Writing by hand during online teaching
Theresa Gooda, South Downs NWP convener and secondary English teacher, writes about the value of writing slowly with a notebook and pen.
‘I still like writing things out in longhand, finding that a computer gives even my roughest drafts too smooth a gloss and lends half-baked thoughts the mask of tidiness.’
This appears on the first page of Barack Obama’s preface to A Promised Land, the recently-published memoir in which he has attempted an ‘honest rendering’ of his time in office as president of the USA.
It resonated with me straight away.
I too am a fan of the humble notebook and pen, and I encourage fellow writers at NWP meetings to join me in ‘physically’ writing, even while we are meeting virtually during lockdown. Some, of course, prefer technology: a laptop, or even tapping into a mobile phone, but I love the sound of writers writing together, the scratchy noise on paper.

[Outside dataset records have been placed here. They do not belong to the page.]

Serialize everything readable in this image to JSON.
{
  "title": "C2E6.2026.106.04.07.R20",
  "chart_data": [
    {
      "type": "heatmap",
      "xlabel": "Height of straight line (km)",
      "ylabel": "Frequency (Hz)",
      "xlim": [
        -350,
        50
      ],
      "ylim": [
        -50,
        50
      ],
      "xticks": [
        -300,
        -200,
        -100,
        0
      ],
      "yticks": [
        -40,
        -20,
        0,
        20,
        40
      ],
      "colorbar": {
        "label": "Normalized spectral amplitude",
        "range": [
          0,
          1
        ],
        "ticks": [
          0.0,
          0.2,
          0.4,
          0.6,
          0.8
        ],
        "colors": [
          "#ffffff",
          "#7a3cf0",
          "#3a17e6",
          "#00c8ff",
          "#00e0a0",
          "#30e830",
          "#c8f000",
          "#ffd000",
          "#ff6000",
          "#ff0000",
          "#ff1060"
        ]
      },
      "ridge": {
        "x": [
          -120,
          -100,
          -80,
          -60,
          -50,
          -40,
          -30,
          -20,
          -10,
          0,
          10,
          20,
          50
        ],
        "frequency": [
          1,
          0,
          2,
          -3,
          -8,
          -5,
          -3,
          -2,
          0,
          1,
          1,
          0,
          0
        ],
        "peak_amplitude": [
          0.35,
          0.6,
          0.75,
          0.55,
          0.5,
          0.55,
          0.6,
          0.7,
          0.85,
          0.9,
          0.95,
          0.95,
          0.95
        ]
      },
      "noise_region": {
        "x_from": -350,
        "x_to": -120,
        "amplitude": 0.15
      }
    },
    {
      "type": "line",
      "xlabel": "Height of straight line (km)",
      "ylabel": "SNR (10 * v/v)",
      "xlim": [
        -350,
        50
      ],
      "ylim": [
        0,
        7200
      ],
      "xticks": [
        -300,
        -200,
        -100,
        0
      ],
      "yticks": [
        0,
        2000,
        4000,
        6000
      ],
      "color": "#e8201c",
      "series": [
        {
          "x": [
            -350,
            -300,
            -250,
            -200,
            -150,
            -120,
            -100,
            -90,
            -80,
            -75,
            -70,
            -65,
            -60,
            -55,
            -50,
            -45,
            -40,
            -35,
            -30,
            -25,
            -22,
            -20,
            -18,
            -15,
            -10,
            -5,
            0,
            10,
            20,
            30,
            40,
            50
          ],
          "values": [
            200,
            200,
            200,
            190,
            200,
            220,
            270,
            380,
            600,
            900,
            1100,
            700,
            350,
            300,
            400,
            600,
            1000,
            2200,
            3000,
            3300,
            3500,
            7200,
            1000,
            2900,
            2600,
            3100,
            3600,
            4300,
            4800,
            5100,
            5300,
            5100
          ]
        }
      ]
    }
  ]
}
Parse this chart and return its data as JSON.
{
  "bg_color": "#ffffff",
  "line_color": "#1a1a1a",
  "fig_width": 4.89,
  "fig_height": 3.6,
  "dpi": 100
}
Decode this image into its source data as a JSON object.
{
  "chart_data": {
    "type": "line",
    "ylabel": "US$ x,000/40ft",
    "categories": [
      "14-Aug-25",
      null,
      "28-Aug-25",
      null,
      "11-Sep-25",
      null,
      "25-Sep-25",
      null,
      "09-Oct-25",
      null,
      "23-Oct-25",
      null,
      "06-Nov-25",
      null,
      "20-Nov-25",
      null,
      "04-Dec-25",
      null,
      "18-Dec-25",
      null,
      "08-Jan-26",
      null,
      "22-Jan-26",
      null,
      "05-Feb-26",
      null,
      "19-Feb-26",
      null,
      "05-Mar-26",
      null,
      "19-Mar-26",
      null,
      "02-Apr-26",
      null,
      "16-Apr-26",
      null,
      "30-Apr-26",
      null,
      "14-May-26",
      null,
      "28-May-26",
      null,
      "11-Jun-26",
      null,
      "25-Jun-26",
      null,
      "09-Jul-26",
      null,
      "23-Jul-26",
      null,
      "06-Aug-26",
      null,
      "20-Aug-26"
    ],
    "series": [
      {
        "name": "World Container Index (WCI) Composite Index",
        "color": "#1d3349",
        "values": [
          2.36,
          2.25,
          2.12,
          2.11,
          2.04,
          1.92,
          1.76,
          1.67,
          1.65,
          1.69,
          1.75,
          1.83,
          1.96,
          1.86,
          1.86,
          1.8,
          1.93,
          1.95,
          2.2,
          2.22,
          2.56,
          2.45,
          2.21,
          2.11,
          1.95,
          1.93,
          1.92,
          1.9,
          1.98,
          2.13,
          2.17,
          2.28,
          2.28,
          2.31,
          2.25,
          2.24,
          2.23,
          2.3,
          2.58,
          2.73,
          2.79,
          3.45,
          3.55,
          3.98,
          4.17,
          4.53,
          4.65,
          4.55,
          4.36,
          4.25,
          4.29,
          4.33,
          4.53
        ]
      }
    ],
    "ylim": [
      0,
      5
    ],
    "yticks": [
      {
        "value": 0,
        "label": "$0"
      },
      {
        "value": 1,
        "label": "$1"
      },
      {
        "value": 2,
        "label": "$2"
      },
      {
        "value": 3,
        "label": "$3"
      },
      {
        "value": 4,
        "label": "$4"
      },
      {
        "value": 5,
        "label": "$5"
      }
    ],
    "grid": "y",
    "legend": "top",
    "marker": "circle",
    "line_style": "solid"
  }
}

I’m also convinced that there is something about the physical act of hand writing, the slowness of it, that makes my writing better. I’ve never been able to articulate quite why, but I think Barack is onto something - the illusion of ‘polish’ that typed words on screen bring can bring is problematic.
Part of that problem comes from the fact that writing, for me, is always exploratory in the first instance. Whatever kind of writing I am undertaking, whether it is poetry or prose, fiction or non-fiction, academic or creative (and what, really, does ‘creative’ mean - all writing is surely this), my first marks on paper are a form of ‘working out’. I never know quite what’s in my head when I begin.
What makes writing particularly powerful as a mediator of knowing is, first the possibility it allows for the writer to make an extended, fully worked-out contribution, and second, because of its slower rate of production, its facilitation of a more reflective and self-critical stance (Wells, G. 2001. Action, Talk, and Text: Learning and Teaching through Inquiry. p186)
I came across Gordon Wells’ words while researching something entirely unrelated, but like Obama’s they rang true.
I worry that in our online teaching world we are physically writing less, even if we are typing and tapping away at a keyboard more.
As I plan my ‘synchronous’ and ‘asynchronous’ online lessons, I am forcing myself to find more and more opportunities to invite students to pick up a pen during the course of a session. The chat functions and sticky notes are all great for interaction, but ‘jotting down’ and ‘freewriting’ are important too. I’m also encouraging my students to write in longhand on first drafts and upload photographs of their draft work alongside the final draft to emphasise the sense of process that is easily lost at the moment; to avoid ‘too smooth a gloss’.